Ce jour-là, il avait été
le premier à remarquer la nouvelle robe de Marie, si légère,
si facile à soulever. Et elle, toute occupée à récolter
compliments et regards d'envie, ne pensait plus du tout à se méfier
de lui. Il eut donc le temps non seulement de passer sa main dans la culotte
blanche mais sa tête et ses épaules sous la jupe qu'il souleva
en se redressant. Les garçons et la grosse fille échangèrent
des sourires bêtes en montrant du doigt les chevilles de Marie et
la culotte entortillée sur laquelle elle tira nerveusement.

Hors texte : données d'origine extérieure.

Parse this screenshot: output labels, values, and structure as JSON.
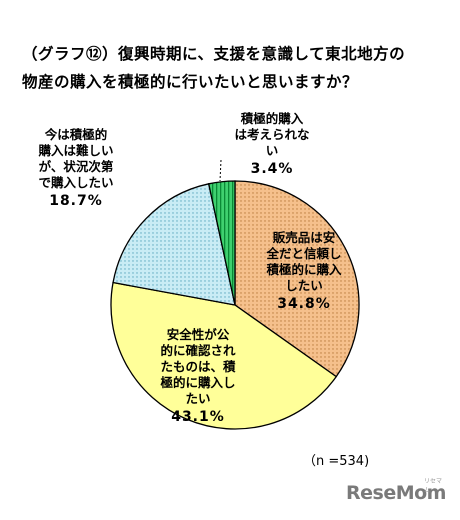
{
  "title": {
    "line1": "（グラフ⑫）復興時期に、支援を意識して東北地方の",
    "line2": "物産の購入を積極的に行いたいと思いますか？"
  },
  "note": "（n =534)",
  "brand": {
    "name": "ReseMom",
    "sub": "リセマム"
  },
  "chart_data": {
    "type": "pie",
    "n": 534,
    "slices": [
      {
        "label": "販売品は安全だと信頼し積極的に購入したい",
        "lines": [
          "販売品は安",
          "全だと信頼し",
          "積極的に購入",
          "したい"
        ],
        "value": 34.8,
        "pct": "34.8%",
        "color": "#f5c08c",
        "pattern": "dots"
      },
      {
        "label": "安全性が公的に確認されたものは、積極的に購入したい",
        "lines": [
          "安全性が公",
          "的に確認され",
          "たものは、積",
          "極的に購入し",
          "たい"
        ],
        "value": 43.1,
        "pct": "43.1%",
        "color": "#ffff99",
        "pattern": "none"
      },
      {
        "label": "今は積極的購入は難しいが、状況次第で購入したい",
        "lines": [
          "今は積極的",
          "購入は難しい",
          "が、状況次第",
          "で購入したい"
        ],
        "value": 18.7,
        "pct": "18.7%",
        "color": "#b8e6f2",
        "pattern": "dots"
      },
      {
        "label": "積極的購入は考えられない",
        "lines": [
          "積極的購入",
          "は考えられな",
          "い"
        ],
        "value": 3.4,
        "pct": "3.4%",
        "color": "#33cc66",
        "pattern": "stripes"
      }
    ]
  }
}
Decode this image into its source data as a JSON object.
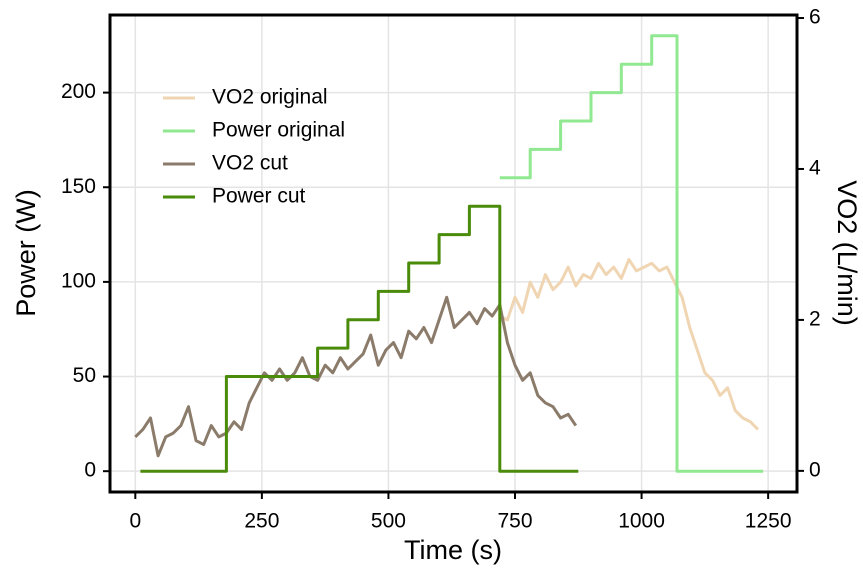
{
  "chart_data": {
    "type": "line",
    "xlabel": "Time (s)",
    "ylabel": "Power (W)",
    "y2label": "VO2 (L/min)",
    "xlim": [
      -50,
      1307
    ],
    "xticks": [
      0,
      250,
      500,
      750,
      1000,
      1250
    ],
    "ylim": [
      -11,
      241
    ],
    "yticks": [
      0,
      50,
      100,
      150,
      200
    ],
    "y2lim": [
      -0.28,
      6.04
    ],
    "y2ticks": [
      0,
      2,
      4,
      6
    ],
    "grid": true,
    "legend": "upper left",
    "series": [
      {
        "name": "VO2 original",
        "color": "#f0d5b3",
        "axis": "y2",
        "x": [
          720,
          735,
          750,
          765,
          780,
          795,
          810,
          825,
          840,
          855,
          870,
          885,
          900,
          915,
          930,
          945,
          960,
          975,
          990,
          1005,
          1020,
          1035,
          1050,
          1065,
          1080,
          1095,
          1110,
          1125,
          1140,
          1155,
          1170,
          1185,
          1200,
          1215,
          1230
        ],
        "values": [
          2.05,
          2.0,
          2.3,
          2.1,
          2.5,
          2.3,
          2.6,
          2.4,
          2.5,
          2.7,
          2.45,
          2.6,
          2.55,
          2.75,
          2.6,
          2.7,
          2.55,
          2.8,
          2.65,
          2.7,
          2.75,
          2.65,
          2.7,
          2.5,
          2.3,
          1.9,
          1.6,
          1.3,
          1.2,
          1.0,
          1.1,
          0.8,
          0.7,
          0.65,
          0.55
        ]
      },
      {
        "name": "Power original",
        "color": "#90e890",
        "x": [
          720,
          780,
          780,
          840,
          840,
          900,
          900,
          960,
          960,
          1020,
          1020,
          1070,
          1070,
          1240
        ],
        "values": [
          155,
          155,
          170,
          170,
          185,
          185,
          200,
          200,
          215,
          215,
          230,
          230,
          0,
          0
        ]
      },
      {
        "name": "VO2 cut",
        "color": "#8b7b6b",
        "axis": "y2",
        "x": [
          0,
          15,
          30,
          45,
          60,
          75,
          90,
          105,
          120,
          135,
          150,
          165,
          180,
          195,
          210,
          225,
          240,
          255,
          270,
          285,
          300,
          315,
          330,
          345,
          360,
          375,
          390,
          405,
          420,
          435,
          450,
          465,
          480,
          495,
          510,
          525,
          540,
          555,
          570,
          585,
          600,
          615,
          630,
          645,
          660,
          675,
          690,
          705,
          720,
          735,
          750,
          765,
          780,
          795,
          810,
          825,
          840,
          855,
          870
        ],
        "values": [
          0.45,
          0.55,
          0.7,
          0.2,
          0.45,
          0.5,
          0.6,
          0.85,
          0.4,
          0.35,
          0.6,
          0.45,
          0.5,
          0.65,
          0.55,
          0.9,
          1.1,
          1.3,
          1.2,
          1.35,
          1.2,
          1.3,
          1.5,
          1.25,
          1.2,
          1.4,
          1.3,
          1.5,
          1.35,
          1.45,
          1.55,
          1.8,
          1.4,
          1.6,
          1.7,
          1.5,
          1.85,
          1.75,
          1.9,
          1.7,
          2.0,
          2.3,
          1.9,
          2.0,
          2.1,
          1.95,
          2.15,
          2.05,
          2.2,
          1.7,
          1.4,
          1.2,
          1.3,
          1.0,
          0.9,
          0.85,
          0.7,
          0.75,
          0.6
        ]
      },
      {
        "name": "Power cut",
        "color": "#4a8c0a",
        "x": [
          10,
          180,
          180,
          360,
          360,
          420,
          420,
          480,
          480,
          540,
          540,
          600,
          600,
          660,
          660,
          720,
          720,
          875
        ],
        "values": [
          0,
          0,
          50,
          50,
          65,
          65,
          80,
          80,
          95,
          95,
          110,
          110,
          125,
          125,
          140,
          140,
          0,
          0
        ]
      }
    ]
  }
}
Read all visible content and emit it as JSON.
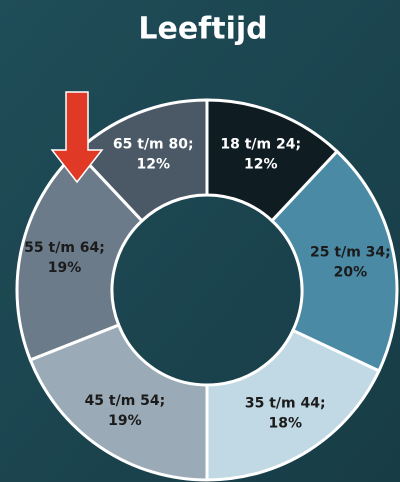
{
  "chart_data": {
    "type": "donut",
    "title": "Leeftijd",
    "categories": [
      "18 t/m 24;",
      "25 t/m 34;",
      "35 t/m 44;",
      "45 t/m 54;",
      "55 t/m 64;",
      "65 t/m 80;"
    ],
    "values": [
      12,
      20,
      18,
      19,
      19,
      12
    ],
    "value_labels": [
      "12%",
      "20%",
      "18%",
      "19%",
      "19%",
      "12%"
    ],
    "colors": [
      "#0f1d23",
      "#4a8aa5",
      "#c1d9e4",
      "#9aaab6",
      "#6b7b89",
      "#4b5866"
    ]
  }
}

Elle
était tellement révulsée qu'elle ne trouva absolument
rien à dire. Ni cris, ni larmes, ni injures. Elle attrapa sans réfléchir
une des ses amies par le bras et alla trouver la maîtresse.
- Madame, essaya-t-elle de faire entendre à
la jeune femme en grande conversation avec sa collègue.
- Je lui ai dit que si c'était comme ça,
il pouvait prendre ses petites affaires et se casser.
- Et il l'a fait?
- Madame, répéta Marie un peu plus
fort.
- Heu, oui, quoi?
- C'est le garçon, là, il...
- Vous ne pouvez pas régler vos problèmes
tout seuls comme des grands? demanda la maîtresse en levant les yeux
au ciel.
- Mais il... il....
- Bon, je t'écoute, il quoi?
- Il met la main dans la culotte des filles, lâcha
Marie persuadée d'avoir déchaîné une tempête
de punitions sur la tête du coupable.
- Ah! fit la maîtresse en crispant les lèvres
pour ne pas rire.
- Et il regarde aussi!
- Et alors Marie, Qu'est-ce que tu as à
cacher à ton âge?
- Mais...
- Allons, tu ne vas pas mourir parce qu'on a aperçu
ta petite zigounette! D'ailleurs, c'est de ta faute, tu n'avais qu'à
mettre un pantalon. Allez, retourne jouer maintenant.
L'affreux, qui n'avait rien perdu de la scène,
lui fit un bras d'honneur en la voyant revenir.
- Je peux faire tout ce que je veux, chantonna-t-il
en dansant autour de Marie comme un sioux avant de partir se moquer d'elle
avec ses copains.
Aujourd'hui, donc, Marie porte à nouveau
sa belle robe mais ses yeux sont rouges et elle attend sans bouger que
vienne le moment de rentrer en classe. Elle ne l'aime plus du tout cette
robe, ni aucune autre d'ailleurs qui l'exposent à la main sale et
fourageuse de l'affreux. Mais la robe est neuve et maman a tenu à
ce que Marie la porte.
- Je viens de te l'acheter, il a presque fallu
que je t'empêche de dormir avec et tu en as déjà assez?
Qu'est-ce que c'est que ce caprice d'enfant gâtée?
Marie a cherché à toute allure dans
sa tête les mots pour la convaincre, pour lui expliquer que les robes
sont dangereuses, mais la réaction de la maîtresse lui est
revenue en mémoire comme une claque. Elle s'est tue et maman se
demande pourquoi, sur le chemin de l'école, sa fille pleure en tenant
sa robe contre elle de ses deux petits poings crispés.